90210, the CW's 21st-century attempt at 1990s glory, has been given a full-season pickup, the network announced Monday.
"The successful addition of 90210 has taken the CW another step forward in building a cohesive schedule that defines this network as a destination for young women with shows that get our audience talking—and watching,” network president Dawn Ostroff said.
“We’re very excited about the chance to watch this ensemble of newcomers and familiar faces coalesce and grow together as we move forward.”
And if early ratings are any indication, there are plenty of fans—some nostalgic, some too young to know that 90210 had a hipper-than-though predecessor—who will be along for the ride.

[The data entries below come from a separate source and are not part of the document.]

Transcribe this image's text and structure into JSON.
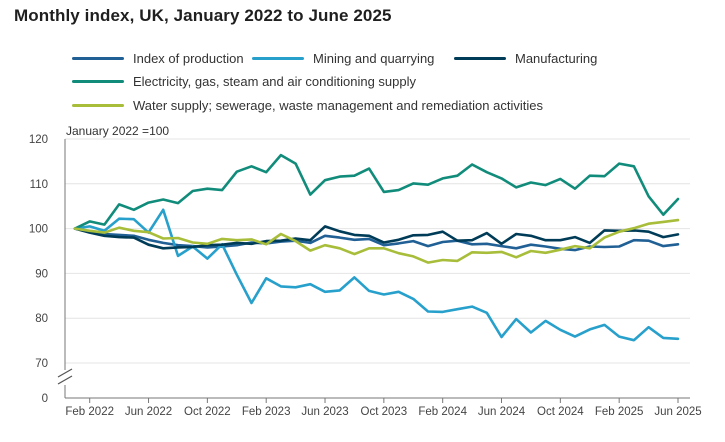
{
  "chart_data": {
    "type": "line",
    "title": "Monthly index, UK, January 2022 to June 2025",
    "ylabel": "January 2022 =100",
    "ylim": [
      0,
      120
    ],
    "y_visible_range": [
      66,
      121
    ],
    "yticks": [
      0,
      70,
      80,
      90,
      100,
      110,
      120
    ],
    "axis_break": true,
    "xtick_labels": [
      "Feb 2022",
      "Jun 2022",
      "Oct 2022",
      "Feb 2023",
      "Jun 2023",
      "Oct 2023",
      "Feb 2024",
      "Jun 2024",
      "Oct 2024",
      "Feb 2025",
      "Jun 2025"
    ],
    "xtick_month_index": [
      1,
      5,
      9,
      13,
      17,
      21,
      25,
      29,
      33,
      37,
      41
    ],
    "x": [
      "Jan 2022",
      "Feb 2022",
      "Mar 2022",
      "Apr 2022",
      "May 2022",
      "Jun 2022",
      "Jul 2022",
      "Aug 2022",
      "Sep 2022",
      "Oct 2022",
      "Nov 2022",
      "Dec 2022",
      "Jan 2023",
      "Feb 2023",
      "Mar 2023",
      "Apr 2023",
      "May 2023",
      "Jun 2023",
      "Jul 2023",
      "Aug 2023",
      "Sep 2023",
      "Oct 2023",
      "Nov 2023",
      "Dec 2023",
      "Jan 2024",
      "Feb 2024",
      "Mar 2024",
      "Apr 2024",
      "May 2024",
      "Jun 2024",
      "Jul 2024",
      "Aug 2024",
      "Sep 2024",
      "Oct 2024",
      "Nov 2024",
      "Dec 2024",
      "Jan 2025",
      "Feb 2025",
      "Mar 2025",
      "Apr 2025",
      "May 2025",
      "Jun 2025"
    ],
    "series": [
      {
        "name": "Index of production",
        "color": "#206095",
        "values": [
          100,
          99.4,
          98.8,
          98.6,
          98.4,
          97.5,
          96.8,
          96.3,
          96.1,
          95.8,
          96.0,
          96.3,
          96.9,
          96.7,
          97.1,
          97.3,
          96.8,
          98.4,
          98.0,
          97.5,
          97.7,
          96.3,
          96.7,
          97.2,
          96.1,
          97.0,
          97.3,
          96.5,
          96.6,
          96.1,
          95.6,
          96.4,
          96.0,
          95.5,
          95.2,
          96.0,
          95.9,
          96.0,
          97.4,
          97.3,
          96.1,
          96.5
        ]
      },
      {
        "name": "Mining and quarrying",
        "color": "#27a0cc",
        "values": [
          100,
          100.5,
          99.5,
          102.2,
          102.1,
          99.1,
          104.2,
          93.9,
          96.0,
          93.3,
          96.5,
          89.7,
          83.4,
          88.9,
          87.1,
          86.9,
          87.6,
          85.9,
          86.2,
          89.1,
          86.1,
          85.3,
          85.9,
          84.3,
          81.5,
          81.4,
          82.0,
          82.6,
          81.2,
          75.8,
          79.8,
          76.8,
          79.4,
          77.4,
          75.9,
          77.5,
          78.5,
          75.9,
          75.1,
          78.0,
          75.6,
          75.4
        ]
      },
      {
        "name": "Manufacturing",
        "color": "#003c57",
        "values": [
          100,
          99.1,
          98.4,
          98.1,
          98.0,
          96.4,
          95.6,
          95.8,
          95.9,
          96.3,
          96.4,
          96.8,
          96.6,
          97.2,
          97.3,
          97.8,
          97.4,
          100.5,
          99.4,
          98.6,
          98.4,
          96.9,
          97.5,
          98.5,
          98.6,
          99.3,
          97.3,
          97.4,
          99.0,
          96.6,
          98.8,
          98.4,
          97.4,
          97.4,
          98.1,
          96.8,
          99.6,
          99.5,
          99.6,
          99.3,
          98.1,
          98.7
        ]
      },
      {
        "name": "Electricity, gas, steam and air conditioning supply",
        "color": "#118c7b",
        "values": [
          100,
          101.6,
          100.9,
          105.4,
          104.2,
          105.8,
          106.5,
          105.7,
          108.4,
          108.9,
          108.6,
          112.7,
          113.9,
          112.6,
          116.4,
          114.5,
          107.6,
          110.8,
          111.6,
          111.8,
          113.4,
          108.2,
          108.6,
          110.1,
          109.8,
          111.2,
          111.8,
          114.3,
          112.6,
          111.2,
          109.2,
          110.3,
          109.7,
          111.1,
          108.9,
          111.8,
          111.7,
          114.5,
          113.9,
          107.2,
          103.1,
          106.6
        ]
      },
      {
        "name": "Water supply; sewerage, waste management and remediation activities",
        "color": "#a8bd3a",
        "values": [
          100,
          99.5,
          99.1,
          100.2,
          99.5,
          99.2,
          97.8,
          97.9,
          96.9,
          96.6,
          97.7,
          97.4,
          97.6,
          96.5,
          98.8,
          97.2,
          95.1,
          96.3,
          95.6,
          94.3,
          95.6,
          95.6,
          94.5,
          93.8,
          92.4,
          93.0,
          92.8,
          94.7,
          94.6,
          94.8,
          93.6,
          95.0,
          94.6,
          95.3,
          96.1,
          95.6,
          98.0,
          99.3,
          100.1,
          101.1,
          101.5,
          101.9
        ]
      }
    ],
    "grid": "horizontal",
    "legend_position": "top"
  }
}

Nearly 12.7 million viewers caught one—or both—airings of the series premiere a few weeks ago, and 90210's Sept. 2 debut became the CW's highest-rated premiere ever among women ages 18 to 34.
Otherwise known as the "Bingo!" demographic.
Sure, the critically indifferent teen soap, which stars what we hear are some really petite actresses and the actors who stand up for them, lost more than a million viewers between its first and second week (going from a buzz-induced 5 million for the two-hour premiere to 3.3 million the following Tuesday), but hey, Beverly Hills 90210 was never a top-10 hit for Fox.